As always, if someone has physical access and unlimited time, no device or computer is safe.
Also, Mailbox.app only supports GMail. Security minded people are obviously not the target market.
(edited to make my point more clear :)
When the device is locked the file is encrypted and cannot be easily retrieved with a USB cable and a file explorer. An app that does not properly secure its files is readable even when the device is locked.
Whether users pick appropriate passwords is another matter entirely.
>if someone has physical access and unlimited time
There is no such thing as unlimited resources.
If I had unlimited time I could crack every encrypted message on the planet.
Using DPAPI turns a 30 second hack into an online cracking job. The crypto processor in the iPhone can only check one password every ~80ms and you need the chip with you. An attacker cannot do an offline attack.
All this stuff can be kludged onto email, but the attitude should be "unless I've taken measures to add security this thing is not secure".
A basic bit of security, especially one that doesn't put any more load on the user (to have to maintain or set up) is a pretty big no-brainer. Raising the bar for a successful hack is also worth doing when the cost is a single line of code and no effort on the user's part.
What's on offer here? 10 minutes extra tamper resistance? For a protocol which is inherently insecure?
Sure, if you're the CEO of some big company and a skilled attacker really wants at your email, this is only a stopgap - but this is also sufficient to stop less proficient attackers entirely. For most people this is all they need.
> "it's more like telling bicycle riders to use anti-puncture tape."
If anti-puncture tape has literally no downsides whatsoever to the bicycle rider's experience, and costs nothing, then yes. Why wouldn't you have it?
I wasn’t suggesting it shouldn’t be. My point is that the article’s headline is overly dramatic: Mailbox.app is not a complete security failure because of one hack that requires physical access. Given that Mailbox only supports GMail, I’d be more worried to put my email in Google’s hands than worrying over someone grabbing my phone out of mine.
“Mailbox is BIG. We are not talking of an average app here!”
Mailbox.app is a free app that has been downloaded a couple of million times, I wouldn’t call it “BIG” yet. It’s very new, it’s still on version 1, so it’s not expected to be perfect.
The problem is that we take mobile devices with us every place we go. So physical access is not difficult to obtain.
This really is a big deal primarily because the developers of Mailbox.app did not take steps to even obfuscate the stored data...which would deter all but the most determined of attackers.
Given physical access and "unlimited" time (i.e. no more than a million human lifetimes, say), then certainly an attacker can gain access to the device and make it do what he wants.
However, if the data on the device is securely encrypted, then physical access and (reasonable) time doesn't matter. He won't be able to get at the data.
In other words, this is the expected behaviour when your phone is unlocked.
This article just helps compound the idea that that trust might be a little misplaced....
I'm back to Sparrow now (which doesn't do push) and quite happy: Mail.app tells me I have a new message, then I process my emails in Sparrow.
If you jailbreak the phone you can access all non protected data.
iOS Mail app uses DAPI correctly. For push mail when the phone is locked it will use a public key to encrypt the data.
I am unsure if even the Gmail app uses it correctly, I only tested the stock mail app.
If you have the an escrow key pair (ie. synced to iTunes) your are screwed. If should do a DFU mode restore to wipe the keybag completely.
Then, even if the device is later locked, they can bulk copy unencrypted files using tools like iExplorer, and browse at their leisure.
It's funny how some business class apps store usernames and passwords in clear text in their app sandboxes.
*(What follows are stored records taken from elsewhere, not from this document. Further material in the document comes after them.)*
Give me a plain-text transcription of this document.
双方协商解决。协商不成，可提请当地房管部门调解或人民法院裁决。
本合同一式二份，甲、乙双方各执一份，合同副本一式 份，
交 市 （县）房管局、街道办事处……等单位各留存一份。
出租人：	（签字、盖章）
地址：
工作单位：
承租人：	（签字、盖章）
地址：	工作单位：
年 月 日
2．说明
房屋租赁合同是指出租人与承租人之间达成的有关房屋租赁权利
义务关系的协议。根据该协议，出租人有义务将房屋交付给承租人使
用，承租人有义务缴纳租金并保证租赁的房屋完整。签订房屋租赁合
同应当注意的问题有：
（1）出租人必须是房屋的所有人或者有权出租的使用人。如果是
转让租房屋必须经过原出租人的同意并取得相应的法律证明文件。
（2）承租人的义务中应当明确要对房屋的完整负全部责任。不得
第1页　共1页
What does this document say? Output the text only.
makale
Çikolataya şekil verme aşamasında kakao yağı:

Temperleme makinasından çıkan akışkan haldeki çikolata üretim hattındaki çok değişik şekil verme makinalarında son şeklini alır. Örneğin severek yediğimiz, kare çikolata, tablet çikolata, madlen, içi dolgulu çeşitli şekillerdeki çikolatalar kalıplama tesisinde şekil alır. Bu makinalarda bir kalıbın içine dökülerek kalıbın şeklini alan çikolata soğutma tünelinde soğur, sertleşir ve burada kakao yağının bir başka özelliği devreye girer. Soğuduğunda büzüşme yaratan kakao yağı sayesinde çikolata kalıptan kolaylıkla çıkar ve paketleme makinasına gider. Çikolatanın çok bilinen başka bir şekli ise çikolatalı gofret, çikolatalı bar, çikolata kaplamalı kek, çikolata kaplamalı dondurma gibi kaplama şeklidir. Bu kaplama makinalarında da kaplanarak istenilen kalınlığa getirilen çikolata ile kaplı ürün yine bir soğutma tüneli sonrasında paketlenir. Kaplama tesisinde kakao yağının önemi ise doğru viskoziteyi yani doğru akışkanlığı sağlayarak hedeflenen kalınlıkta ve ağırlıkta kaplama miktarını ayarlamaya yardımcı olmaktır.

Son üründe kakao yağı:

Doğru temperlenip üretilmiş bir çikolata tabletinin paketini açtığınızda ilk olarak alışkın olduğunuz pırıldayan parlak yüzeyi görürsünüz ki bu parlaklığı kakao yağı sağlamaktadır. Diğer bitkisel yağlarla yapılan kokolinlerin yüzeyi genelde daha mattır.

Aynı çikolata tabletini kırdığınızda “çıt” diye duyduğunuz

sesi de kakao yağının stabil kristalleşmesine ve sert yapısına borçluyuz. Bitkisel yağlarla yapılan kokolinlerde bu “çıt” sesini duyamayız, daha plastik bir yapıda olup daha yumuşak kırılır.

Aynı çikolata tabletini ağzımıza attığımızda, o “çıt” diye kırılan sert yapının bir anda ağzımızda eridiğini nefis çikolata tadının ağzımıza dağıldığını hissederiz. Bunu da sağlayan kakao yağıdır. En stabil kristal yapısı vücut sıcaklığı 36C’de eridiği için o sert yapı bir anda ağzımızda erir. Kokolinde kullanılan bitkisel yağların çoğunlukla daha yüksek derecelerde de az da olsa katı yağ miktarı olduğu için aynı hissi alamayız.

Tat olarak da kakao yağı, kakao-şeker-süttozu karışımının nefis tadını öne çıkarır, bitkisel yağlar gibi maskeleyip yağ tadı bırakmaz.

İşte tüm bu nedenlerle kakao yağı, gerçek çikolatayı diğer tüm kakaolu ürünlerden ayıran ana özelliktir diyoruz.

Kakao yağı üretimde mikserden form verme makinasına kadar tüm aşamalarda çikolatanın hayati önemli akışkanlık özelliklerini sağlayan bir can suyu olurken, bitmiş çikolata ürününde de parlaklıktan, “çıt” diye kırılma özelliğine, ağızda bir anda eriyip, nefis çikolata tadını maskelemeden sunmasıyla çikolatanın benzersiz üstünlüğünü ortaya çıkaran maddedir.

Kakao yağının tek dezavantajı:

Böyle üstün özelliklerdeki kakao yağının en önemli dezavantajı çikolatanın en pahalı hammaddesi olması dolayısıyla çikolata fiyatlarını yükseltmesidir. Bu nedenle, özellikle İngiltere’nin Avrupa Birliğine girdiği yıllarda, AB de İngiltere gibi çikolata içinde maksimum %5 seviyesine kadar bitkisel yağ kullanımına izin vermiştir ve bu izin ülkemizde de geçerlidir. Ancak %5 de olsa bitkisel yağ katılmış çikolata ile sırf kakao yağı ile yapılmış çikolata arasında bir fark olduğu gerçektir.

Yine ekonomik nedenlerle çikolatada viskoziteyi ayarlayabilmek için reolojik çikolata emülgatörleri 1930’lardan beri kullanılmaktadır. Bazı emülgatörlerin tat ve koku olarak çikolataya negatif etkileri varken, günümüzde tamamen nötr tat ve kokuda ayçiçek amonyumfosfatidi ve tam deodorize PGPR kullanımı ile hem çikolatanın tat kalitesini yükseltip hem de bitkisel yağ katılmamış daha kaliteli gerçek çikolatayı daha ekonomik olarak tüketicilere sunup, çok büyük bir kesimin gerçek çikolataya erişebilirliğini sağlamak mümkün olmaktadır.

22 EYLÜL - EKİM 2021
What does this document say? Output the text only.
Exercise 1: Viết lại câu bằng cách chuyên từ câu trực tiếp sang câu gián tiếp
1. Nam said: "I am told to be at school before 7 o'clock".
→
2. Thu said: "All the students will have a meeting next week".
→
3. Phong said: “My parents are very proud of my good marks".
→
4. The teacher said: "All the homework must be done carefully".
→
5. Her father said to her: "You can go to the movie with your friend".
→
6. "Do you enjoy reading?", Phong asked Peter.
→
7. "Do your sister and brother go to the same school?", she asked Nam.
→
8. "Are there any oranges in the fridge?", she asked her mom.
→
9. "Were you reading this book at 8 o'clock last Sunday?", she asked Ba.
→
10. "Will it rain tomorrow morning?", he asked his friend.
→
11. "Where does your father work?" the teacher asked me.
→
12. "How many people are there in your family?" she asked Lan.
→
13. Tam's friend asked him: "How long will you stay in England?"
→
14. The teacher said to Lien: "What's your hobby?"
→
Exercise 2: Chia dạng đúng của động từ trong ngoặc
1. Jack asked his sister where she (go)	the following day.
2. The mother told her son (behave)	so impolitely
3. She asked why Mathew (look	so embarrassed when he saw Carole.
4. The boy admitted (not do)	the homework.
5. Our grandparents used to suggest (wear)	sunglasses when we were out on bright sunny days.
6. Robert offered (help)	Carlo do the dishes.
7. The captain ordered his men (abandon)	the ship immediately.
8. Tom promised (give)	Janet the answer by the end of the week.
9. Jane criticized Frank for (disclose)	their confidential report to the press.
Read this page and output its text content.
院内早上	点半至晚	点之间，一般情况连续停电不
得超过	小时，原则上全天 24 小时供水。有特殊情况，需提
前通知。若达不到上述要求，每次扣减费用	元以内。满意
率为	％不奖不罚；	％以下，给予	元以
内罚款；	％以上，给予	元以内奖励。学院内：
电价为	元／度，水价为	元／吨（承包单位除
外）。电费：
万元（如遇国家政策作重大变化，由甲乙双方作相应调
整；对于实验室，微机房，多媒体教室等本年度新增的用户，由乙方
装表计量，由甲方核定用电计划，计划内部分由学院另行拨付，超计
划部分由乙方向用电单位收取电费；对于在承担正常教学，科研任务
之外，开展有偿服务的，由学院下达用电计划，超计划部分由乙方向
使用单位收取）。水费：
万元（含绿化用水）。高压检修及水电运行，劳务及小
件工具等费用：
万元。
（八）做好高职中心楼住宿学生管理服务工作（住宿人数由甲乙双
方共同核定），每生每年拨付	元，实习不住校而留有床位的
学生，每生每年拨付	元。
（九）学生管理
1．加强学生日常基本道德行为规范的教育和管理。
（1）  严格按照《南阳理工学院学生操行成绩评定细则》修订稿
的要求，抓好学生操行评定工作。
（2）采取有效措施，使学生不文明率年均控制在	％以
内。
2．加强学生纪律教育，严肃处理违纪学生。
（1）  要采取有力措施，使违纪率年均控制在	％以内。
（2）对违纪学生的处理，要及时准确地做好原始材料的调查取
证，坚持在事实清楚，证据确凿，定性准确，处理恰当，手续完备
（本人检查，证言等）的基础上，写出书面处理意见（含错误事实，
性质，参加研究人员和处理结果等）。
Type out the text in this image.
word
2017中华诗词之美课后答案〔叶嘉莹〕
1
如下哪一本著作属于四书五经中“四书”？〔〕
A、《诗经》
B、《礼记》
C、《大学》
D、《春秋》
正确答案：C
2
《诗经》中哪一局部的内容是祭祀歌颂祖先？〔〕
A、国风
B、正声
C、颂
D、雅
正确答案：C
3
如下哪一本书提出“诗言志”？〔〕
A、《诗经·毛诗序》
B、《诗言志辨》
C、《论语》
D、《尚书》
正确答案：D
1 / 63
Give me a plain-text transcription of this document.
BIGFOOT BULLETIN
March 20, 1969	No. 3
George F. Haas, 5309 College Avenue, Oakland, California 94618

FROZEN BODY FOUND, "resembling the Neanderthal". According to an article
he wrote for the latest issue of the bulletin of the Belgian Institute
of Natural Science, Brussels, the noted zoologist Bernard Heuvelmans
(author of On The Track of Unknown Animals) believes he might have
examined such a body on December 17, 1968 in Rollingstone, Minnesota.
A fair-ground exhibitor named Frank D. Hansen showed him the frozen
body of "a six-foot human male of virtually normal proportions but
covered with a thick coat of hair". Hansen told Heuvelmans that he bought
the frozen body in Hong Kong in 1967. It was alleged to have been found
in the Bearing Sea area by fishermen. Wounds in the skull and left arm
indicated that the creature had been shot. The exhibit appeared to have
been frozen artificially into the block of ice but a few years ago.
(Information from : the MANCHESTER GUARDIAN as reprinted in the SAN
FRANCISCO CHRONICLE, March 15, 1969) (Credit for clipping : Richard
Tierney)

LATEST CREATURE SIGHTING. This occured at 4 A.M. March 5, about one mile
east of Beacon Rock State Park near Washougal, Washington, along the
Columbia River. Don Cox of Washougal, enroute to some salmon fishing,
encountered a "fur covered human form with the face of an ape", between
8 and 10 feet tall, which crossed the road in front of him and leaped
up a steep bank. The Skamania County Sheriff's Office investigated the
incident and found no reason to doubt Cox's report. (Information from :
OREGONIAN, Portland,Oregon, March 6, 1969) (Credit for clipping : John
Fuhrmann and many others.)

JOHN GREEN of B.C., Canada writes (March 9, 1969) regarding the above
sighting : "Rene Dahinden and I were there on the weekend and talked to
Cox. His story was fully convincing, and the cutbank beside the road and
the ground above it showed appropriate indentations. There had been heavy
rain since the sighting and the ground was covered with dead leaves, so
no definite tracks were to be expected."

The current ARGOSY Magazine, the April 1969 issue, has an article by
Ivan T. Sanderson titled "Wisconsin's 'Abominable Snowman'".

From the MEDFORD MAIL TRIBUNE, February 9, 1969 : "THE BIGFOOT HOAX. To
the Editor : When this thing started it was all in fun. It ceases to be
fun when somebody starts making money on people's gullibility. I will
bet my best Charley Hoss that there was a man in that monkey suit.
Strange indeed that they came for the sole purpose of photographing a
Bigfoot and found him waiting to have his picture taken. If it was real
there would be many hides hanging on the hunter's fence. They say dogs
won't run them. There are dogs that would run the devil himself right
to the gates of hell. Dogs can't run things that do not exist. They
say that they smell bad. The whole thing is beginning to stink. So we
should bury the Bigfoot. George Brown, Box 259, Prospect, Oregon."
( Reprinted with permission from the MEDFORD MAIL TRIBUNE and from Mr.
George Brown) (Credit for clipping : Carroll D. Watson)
If you can unlock the phone, you've almost certainly already lost here.
Because as far as I am aware, few mail clients either support or (if they do) actively encourage an extra password layer, and your users do not want it. Given an average un-password-protected phone, you will be able to read their email even if they were using the iOS encrypted files framework, just by opening the app.
I apologize, but it appears that your headline is deliberate sensationalism. If you want to have a discussion about how we need to secure email apps in general, I'm interested. If you want to just pick the latest 'big thing' and take pot shots at it, nah.
Of course, I am not highly versed in security, so if there's another option I'm interested to hear it.
I think most devices paired with an ActiveSync (Exchange, GMail) account are required to use lock codes.
The argument that 'once you've lost the phone you've lost the data anyway' isn't really fair. If a passcode is being used, data marked as being a security concern is protected with the passcode. A 4 digit code is trivial to brute force, yes, but the point is that it should be done anyway.
Using iExplorer to find files is a lot easier than loading a custom bootloader on to the phone, booting custom firmware, brute forcing the passcode and decrypting the files. If anything, the extra time will raise the chance that you can get to a computer and initiate a remote-wipe.
I have not tested with a new 6.1.3 device yet, but if true, this would be a very serious security regression.
How about that, huh ?
You might need to use an actual strong password though and not the 4 digit passcode.